It is well established that the maximal endometrial thickness a woman reaches in an IVF cycle is associated with the chance of successful implantation. Virtually every reproductive endocrinologist has debated whether to proceed to embryo transfer when the endometrium is thinner than ideal. Once a thickness of 7 or 8 mm is reached, we all breathe a sigh of relief and happily proceed to transfer. At that point, we know the outcome is mostly up to the embryo. But what if there is more to the story?

In this issue of Fertility and Sterility, Haas et al. from Toronto present retrospective data suggesting that endometrial compaction, or thinning, after progesterone starts may result in optimal pregnancy rates. They reviewed 274 frozen embryo transfers (FETs) of single blastocysts and found lower ongoing pregnancy rates from cycles in which the endometrium did not compact between the end of the proliferative phase and the day of embryo transfer.

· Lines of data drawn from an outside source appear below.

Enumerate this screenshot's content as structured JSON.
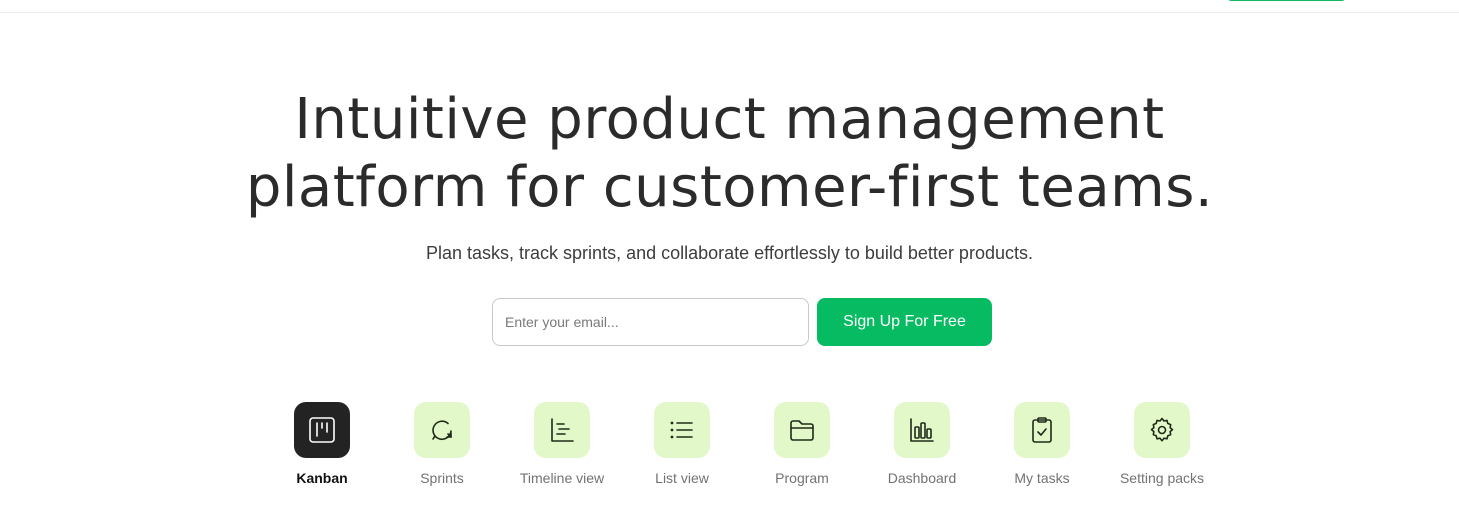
{
  "hero": {
    "title_line1": "Intuitive product management",
    "title_line2": "platform for customer-first teams.",
    "subtitle": "Plan tasks, track sprints, and collaborate effortlessly to build better products."
  },
  "signup": {
    "email_placeholder": "Enter your email...",
    "email_value": "",
    "button_label": "Sign Up For Free"
  },
  "colors": {
    "accent": "#07bb62",
    "tile_bg": "#e3f8c9",
    "active_tile_bg": "#232323"
  },
  "features": [
    {
      "label": "Kanban",
      "icon": "kanban-icon",
      "active": true
    },
    {
      "label": "Sprints",
      "icon": "sprint-cycle-icon",
      "active": false
    },
    {
      "label": "Timeline view",
      "icon": "timeline-icon",
      "active": false
    },
    {
      "label": "List view",
      "icon": "list-icon",
      "active": false
    },
    {
      "label": "Program",
      "icon": "folder-icon",
      "active": false
    },
    {
      "label": "Dashboard",
      "icon": "bar-chart-icon",
      "active": false
    },
    {
      "label": "My tasks",
      "icon": "clipboard-check-icon",
      "active": false
    },
    {
      "label": "Setting packs",
      "icon": "gear-icon",
      "active": false
    }
  ]
}
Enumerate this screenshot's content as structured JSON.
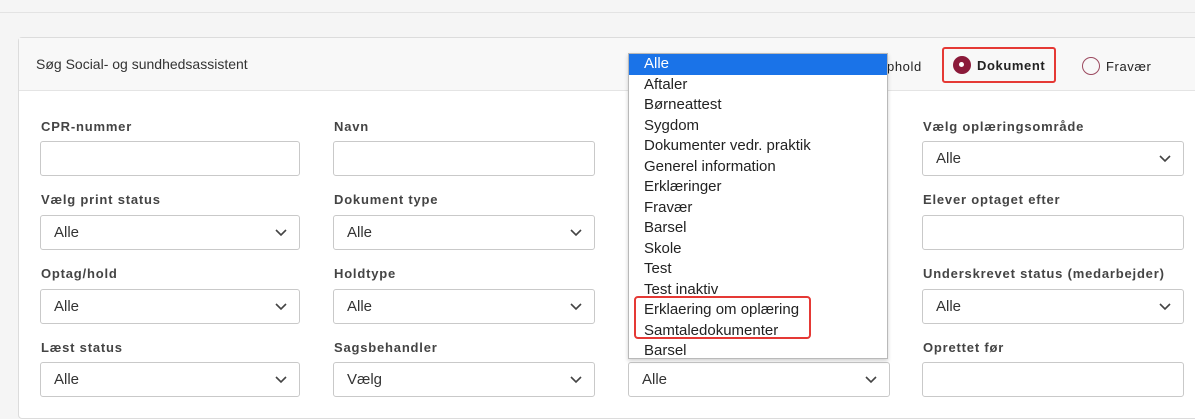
{
  "header": {
    "title": "Søg Social- og sundhedsassistent",
    "radios": [
      {
        "label": "phold",
        "checked": false
      },
      {
        "label": "Dokument",
        "checked": true
      },
      {
        "label": "Fravær",
        "checked": false
      }
    ]
  },
  "fields": {
    "cpr": {
      "label": "CPR-nummer",
      "value": ""
    },
    "navn": {
      "label": "Navn",
      "value": ""
    },
    "oplaeringsomraade": {
      "label": "Vælg oplæringsområde",
      "value": "Alle"
    },
    "printstatus": {
      "label": "Vælg print status",
      "value": "Alle"
    },
    "dokumenttype": {
      "label": "Dokument type",
      "value": "Alle"
    },
    "optaget_efter": {
      "label": "Elever optaget efter",
      "value": ""
    },
    "optag_hold": {
      "label": "Optag/hold",
      "value": "Alle"
    },
    "holdtype": {
      "label": "Holdtype",
      "value": "Alle"
    },
    "underskrevet": {
      "label": "Underskrevet status (medarbejder)",
      "value": "Alle"
    },
    "laest_status": {
      "label": "Læst status",
      "value": "Alle"
    },
    "sagsbehandler": {
      "label": "Sagsbehandler",
      "value": "Vælg"
    },
    "kategori": {
      "value": "Alle"
    },
    "oprettet_foer": {
      "label": "Oprettet før",
      "value": ""
    }
  },
  "dropdown": {
    "options": [
      "Alle",
      "Aftaler",
      "Børneattest",
      "Sygdom",
      "Dokumenter vedr. praktik",
      "Generel information",
      "Erklæringer",
      "Fravær",
      "Barsel",
      "Skole",
      "Test",
      "Test inaktiv",
      "Erklaering om oplæring",
      "Samtaledokumenter",
      "Barsel"
    ],
    "selected_index": 0
  },
  "colors": {
    "accent": "#8b1a3a",
    "highlight": "#e53935",
    "selected_option": "#1a73e8"
  }
}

This difference was most pronounced in cycles that reached a thicker peak endometrium of at least 8 mm or 11 mm. In those cycles reaching 8 mm, the ongoing pregnancy rate was 54.1% if there was at least 10% compaction

versus only 21.8% if the endometrium did not compact. For those reaching 11 mm, the difference was even more pronounced at 62.5% vs. 18.5%.

In natural cycles, the secretory phase heralded by a rise in circulating progesterone from the corpus luteum induces changes in the endometrium. Proliferation ceases and the tissue becomes denser, as evidenced by a more homogeneous echogenic pattern on ultrasound. The endometrium normally compacts around implantation, but compaction has not routinely been assessed as a positive biomarker in IVF cycles.

Some centers assess the endometrium before thawing for embryo transfer, typically as a perfunctory check. This provides a chance to confirm the transfer plan and that the patient has been compliant with her progesterone regimen. If a patient somehow did not start progesterone, the thaw could be cancelled. Beyond proving medication compliance, it is controversial whether the actual progesterone level before transfer is predictive. A recent study suggested

that a low serum progesterone level might be associated with lower success in recipients of egg donation with the use of vaginal progesterone. Another retrospective study suggested that higher progesterone levels could be associated with a lower chance of success when euploid embryos are replaced in FET cycles using intramuscular progesterone.

Abnormal patterns or the presence of fluid in the lining also could be cause for concern when checking the endometrium before transfer. One center was concerned that if the endometrium thinned too much it might be associated with

lower success. They found that even>5mmdecrease in thickness did not affect pregnancy outcomes.

The idea that compaction may be a positive biomarker is novel and deserves further study. There are some concernswith the current study design that could be addressed in prospective studies. Patients with thinner linings (<7 mm) were

excluded, so we do not know if there is a point where the endometrium may be too thin at the time of transfer. The study was restricted to medicated FETs with the use of single-blastocyst transfer, so it is not clear if these findings apply to fresh ET or natural-cycle FET. A study exclusively using PGT-A would help to isolate the effect of the compacted endometrium by controlling for embryo quality. In the current study, the ultrasound assessment was performed transabdominally, which may not be as accurate as a transvaginal scan, especially in women with higher body mass indices or uterine fibroids. The authors plan to address these concerns in a prospective study.

Even if the findings of this study are confirmed, the question remains of what to do about the noncompacted endometrium. Although the positive correlation of endometrial thickness and IVF outcomes is well established, it has never been conclusively shown that an individual patient benefits from cancelling her transfer and repeating a cycle in the hope that the lining will thicken further. We obsess over these markers, but we lack prospective data that any intervention

improves the outcomes in women with a thin lining, echogenic pattern, or hypercontractile endometrium.

The authors suggest cancelling if compaction does not occur, but most patients did not have an endometrium that compacted by 10%. What intervention will enable it to compact in the subsequent cycle? They hint at some possible interventions—increased dose or duration of progesterone, decreased dose of estrogen, switching to a more natural FET—but these are not proven to help. It may be interesting to correlate the noncompacted endometrium with results from the endometrial receptivity array. Could a noncompacted endometrium be more likely to be ‘‘prereceptive’’?

Rather than cancelling the transfer, should the transfer be delayed and the endometrium reassessed 24 hours later? More than 7 years after Bob Casper—the senior author of this study—announced that ‘‘It’s time to pay attention to the endometrium,’’ it’s still a mystery but we’re paying more attention and getting closer to understanding how to optimize its role in implantation.